Sunday, June 7, 2015

Blog Reflection 4

What would be the impact on students if a project ended by just ceasing work without any of the suggestions in this chapter?

When I read this question I jotted down a couple of points:  no summation, no esprit de corps, and no flattened classroom.  If the project just stopped there would be no conclusion.  In the real world, the scienctists from around the world that are collaborating in these exact way; and they will publish their work.  So if a project just stops, it is not authentic learning.  What a morale breaker it would be to just clean up your stuff and get a grade later!  If everything is cleaned up and turned off at the end of a project, the classroom was never really flattened.  It went right back into the traditional box of a classroom.  It basically defeats the purpose of flattening your classroom.

Blog Reflection 3

To give students a choice is a differentiated instruction strategy which is meant to improve learning for several reasons.  Research indicates that giving students choices is effective by causing the student to feel they own their education.  When the student feels ownership, their engagement increases.  A goal of giving students choices is to build their critical thinking skills.  In the flattened classroom there is a great deal more room to provide different modalities for learning to suit learning styles.  The technologies make learning different and diverse.  So a choice for a student is not whether or not they want to learn how to use technologies but which technologies to use and how to use them. 

Chapter 6 Guided Question

I am going to admit to breaking a cardinal rule of a flattened classroom and social media.  I am invisible.  I am there; but I do not contribute much.  As a teacher-leader, I will need to ensure that I am visible in my flattened classroom.  Being visible means having a well-developed digital footprint.  The three "R"s from our text book, Flattening Classrooms, Engaging Minds, are receive, read, and respond.  I would say that I am good at receiving.  I do check my favorite sites i.e. Facebook, use Blackboard for school or read the news online.  I would rate reading everything at fair to midland.  I will admit that the responding is a serious weakness in my digital footprint.  I cannot treat work/school online activities so cavalierly.  As a teacher-leader, I need to make the conscious effort to be visible by vigorously monitoring and responding constructively to students in my flattened classroom as well as with coworkers. 

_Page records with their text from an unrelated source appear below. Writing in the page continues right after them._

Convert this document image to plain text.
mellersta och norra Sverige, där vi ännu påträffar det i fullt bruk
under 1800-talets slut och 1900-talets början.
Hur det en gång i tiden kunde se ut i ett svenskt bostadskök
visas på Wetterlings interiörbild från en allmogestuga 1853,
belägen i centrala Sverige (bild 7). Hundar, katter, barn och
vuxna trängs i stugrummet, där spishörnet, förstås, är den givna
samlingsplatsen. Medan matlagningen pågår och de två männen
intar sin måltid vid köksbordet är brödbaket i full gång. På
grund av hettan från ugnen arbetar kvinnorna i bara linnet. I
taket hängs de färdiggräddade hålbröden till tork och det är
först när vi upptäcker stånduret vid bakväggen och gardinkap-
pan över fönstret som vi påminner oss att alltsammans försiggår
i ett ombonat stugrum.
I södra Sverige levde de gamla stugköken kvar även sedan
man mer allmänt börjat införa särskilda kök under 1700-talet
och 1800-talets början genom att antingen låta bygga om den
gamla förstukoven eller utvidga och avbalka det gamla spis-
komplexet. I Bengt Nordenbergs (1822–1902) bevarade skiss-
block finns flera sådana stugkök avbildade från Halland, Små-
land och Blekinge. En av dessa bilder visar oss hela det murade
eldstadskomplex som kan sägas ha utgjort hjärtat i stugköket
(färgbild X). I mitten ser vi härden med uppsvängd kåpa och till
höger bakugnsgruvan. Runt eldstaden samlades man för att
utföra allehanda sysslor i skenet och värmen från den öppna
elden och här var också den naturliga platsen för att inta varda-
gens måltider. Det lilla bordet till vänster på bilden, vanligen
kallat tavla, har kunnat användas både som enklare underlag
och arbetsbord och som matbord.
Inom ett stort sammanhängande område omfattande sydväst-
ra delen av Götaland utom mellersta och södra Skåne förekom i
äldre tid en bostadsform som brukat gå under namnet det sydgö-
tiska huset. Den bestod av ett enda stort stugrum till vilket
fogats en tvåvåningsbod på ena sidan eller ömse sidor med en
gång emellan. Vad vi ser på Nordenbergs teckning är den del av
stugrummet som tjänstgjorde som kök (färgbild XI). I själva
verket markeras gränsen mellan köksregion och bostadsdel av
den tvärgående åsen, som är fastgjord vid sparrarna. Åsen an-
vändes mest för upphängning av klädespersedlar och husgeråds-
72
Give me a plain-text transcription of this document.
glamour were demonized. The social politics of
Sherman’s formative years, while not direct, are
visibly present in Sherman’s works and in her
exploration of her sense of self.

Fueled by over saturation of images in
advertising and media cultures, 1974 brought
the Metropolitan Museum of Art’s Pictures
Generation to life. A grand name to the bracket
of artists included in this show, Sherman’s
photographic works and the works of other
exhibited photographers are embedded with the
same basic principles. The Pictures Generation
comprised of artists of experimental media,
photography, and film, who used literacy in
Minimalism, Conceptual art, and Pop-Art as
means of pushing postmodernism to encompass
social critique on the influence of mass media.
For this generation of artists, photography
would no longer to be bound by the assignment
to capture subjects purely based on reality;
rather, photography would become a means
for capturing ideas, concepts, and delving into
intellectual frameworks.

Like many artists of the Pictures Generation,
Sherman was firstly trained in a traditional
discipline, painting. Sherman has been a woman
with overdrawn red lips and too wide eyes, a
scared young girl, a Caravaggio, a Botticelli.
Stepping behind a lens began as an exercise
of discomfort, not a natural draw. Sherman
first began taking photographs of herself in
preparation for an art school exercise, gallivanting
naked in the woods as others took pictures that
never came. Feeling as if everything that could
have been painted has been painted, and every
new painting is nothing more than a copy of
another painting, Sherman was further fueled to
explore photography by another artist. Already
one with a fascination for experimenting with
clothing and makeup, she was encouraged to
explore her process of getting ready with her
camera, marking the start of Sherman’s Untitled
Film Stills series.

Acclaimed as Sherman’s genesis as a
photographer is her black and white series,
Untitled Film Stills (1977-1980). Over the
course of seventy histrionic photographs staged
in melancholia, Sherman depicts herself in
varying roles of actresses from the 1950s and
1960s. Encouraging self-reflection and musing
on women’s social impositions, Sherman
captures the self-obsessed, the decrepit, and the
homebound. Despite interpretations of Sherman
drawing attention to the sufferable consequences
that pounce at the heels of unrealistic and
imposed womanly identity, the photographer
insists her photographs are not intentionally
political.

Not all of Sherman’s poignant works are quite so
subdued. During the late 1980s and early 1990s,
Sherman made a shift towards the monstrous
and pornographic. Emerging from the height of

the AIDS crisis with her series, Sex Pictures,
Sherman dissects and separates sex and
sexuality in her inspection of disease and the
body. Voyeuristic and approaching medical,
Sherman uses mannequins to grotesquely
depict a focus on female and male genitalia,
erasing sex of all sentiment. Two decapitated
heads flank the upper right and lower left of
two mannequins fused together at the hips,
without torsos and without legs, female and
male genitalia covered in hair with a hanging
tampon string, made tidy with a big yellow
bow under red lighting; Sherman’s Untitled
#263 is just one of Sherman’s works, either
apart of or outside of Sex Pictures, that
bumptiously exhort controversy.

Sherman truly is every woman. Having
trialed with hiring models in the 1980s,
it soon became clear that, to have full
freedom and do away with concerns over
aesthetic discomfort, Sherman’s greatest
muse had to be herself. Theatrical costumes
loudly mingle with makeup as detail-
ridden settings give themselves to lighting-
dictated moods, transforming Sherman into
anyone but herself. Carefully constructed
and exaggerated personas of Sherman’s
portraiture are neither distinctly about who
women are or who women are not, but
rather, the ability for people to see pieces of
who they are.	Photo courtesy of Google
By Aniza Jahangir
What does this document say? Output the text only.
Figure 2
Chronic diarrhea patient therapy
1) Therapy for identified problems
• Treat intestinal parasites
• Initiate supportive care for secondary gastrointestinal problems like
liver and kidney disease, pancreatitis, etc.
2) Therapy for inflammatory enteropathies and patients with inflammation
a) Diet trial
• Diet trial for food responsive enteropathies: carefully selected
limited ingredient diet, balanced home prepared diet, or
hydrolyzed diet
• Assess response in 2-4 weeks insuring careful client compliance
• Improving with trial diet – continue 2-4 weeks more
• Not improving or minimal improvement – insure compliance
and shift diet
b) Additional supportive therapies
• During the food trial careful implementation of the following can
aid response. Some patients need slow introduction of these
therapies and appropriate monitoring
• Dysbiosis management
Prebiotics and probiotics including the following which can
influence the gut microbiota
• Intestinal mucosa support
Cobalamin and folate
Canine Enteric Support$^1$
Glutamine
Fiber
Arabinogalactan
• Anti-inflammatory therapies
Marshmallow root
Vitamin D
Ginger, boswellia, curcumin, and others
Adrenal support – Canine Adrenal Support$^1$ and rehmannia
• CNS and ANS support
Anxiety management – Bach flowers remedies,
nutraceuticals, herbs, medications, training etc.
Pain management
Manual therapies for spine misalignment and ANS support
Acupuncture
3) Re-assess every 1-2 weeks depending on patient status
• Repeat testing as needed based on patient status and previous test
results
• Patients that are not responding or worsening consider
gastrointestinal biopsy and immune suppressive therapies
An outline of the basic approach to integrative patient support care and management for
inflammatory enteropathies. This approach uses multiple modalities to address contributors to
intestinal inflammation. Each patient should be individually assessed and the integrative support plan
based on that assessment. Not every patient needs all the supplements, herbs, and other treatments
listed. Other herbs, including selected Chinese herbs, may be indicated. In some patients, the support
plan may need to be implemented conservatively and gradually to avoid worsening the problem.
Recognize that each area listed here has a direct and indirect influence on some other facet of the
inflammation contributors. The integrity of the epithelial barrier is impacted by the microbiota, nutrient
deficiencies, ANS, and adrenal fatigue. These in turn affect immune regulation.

Blog reflection 1 for class

As I have gotten caught up with class stuff, I have finally used my RSS Reader.  For class there was an initial 10 that we were to automatically add.  I noticed that I in fact had half of them already chosen.  Too Good!  I have tried to choose diversely with liberal and conservative leaning news feeds included.  I can say that once it is fine tuned I will like it.  I have no fear of editing my list over time.  I think that my feeds are too political.  I don't think that I have learned a lot.  I did recognize the term teacherpreneurship.  I also felt that I had decent background knowledge on topics that were in my feed i.e. etextbooks and sex ed.  As far as the etextbooks, I know that this is a spreading trend.  I will keep up with it because it will be coming to my classroom at some point in time.  I didn't comment because it appears that what I have in my feed are more articles by news outlets.  Using a RSS Reader is not my normal routine.  I use my bookmark function for the sites that I want to check frequently.

Watch what happens!?

This is the first post of this blog.  This is meant as a way to track what I am doing correctly.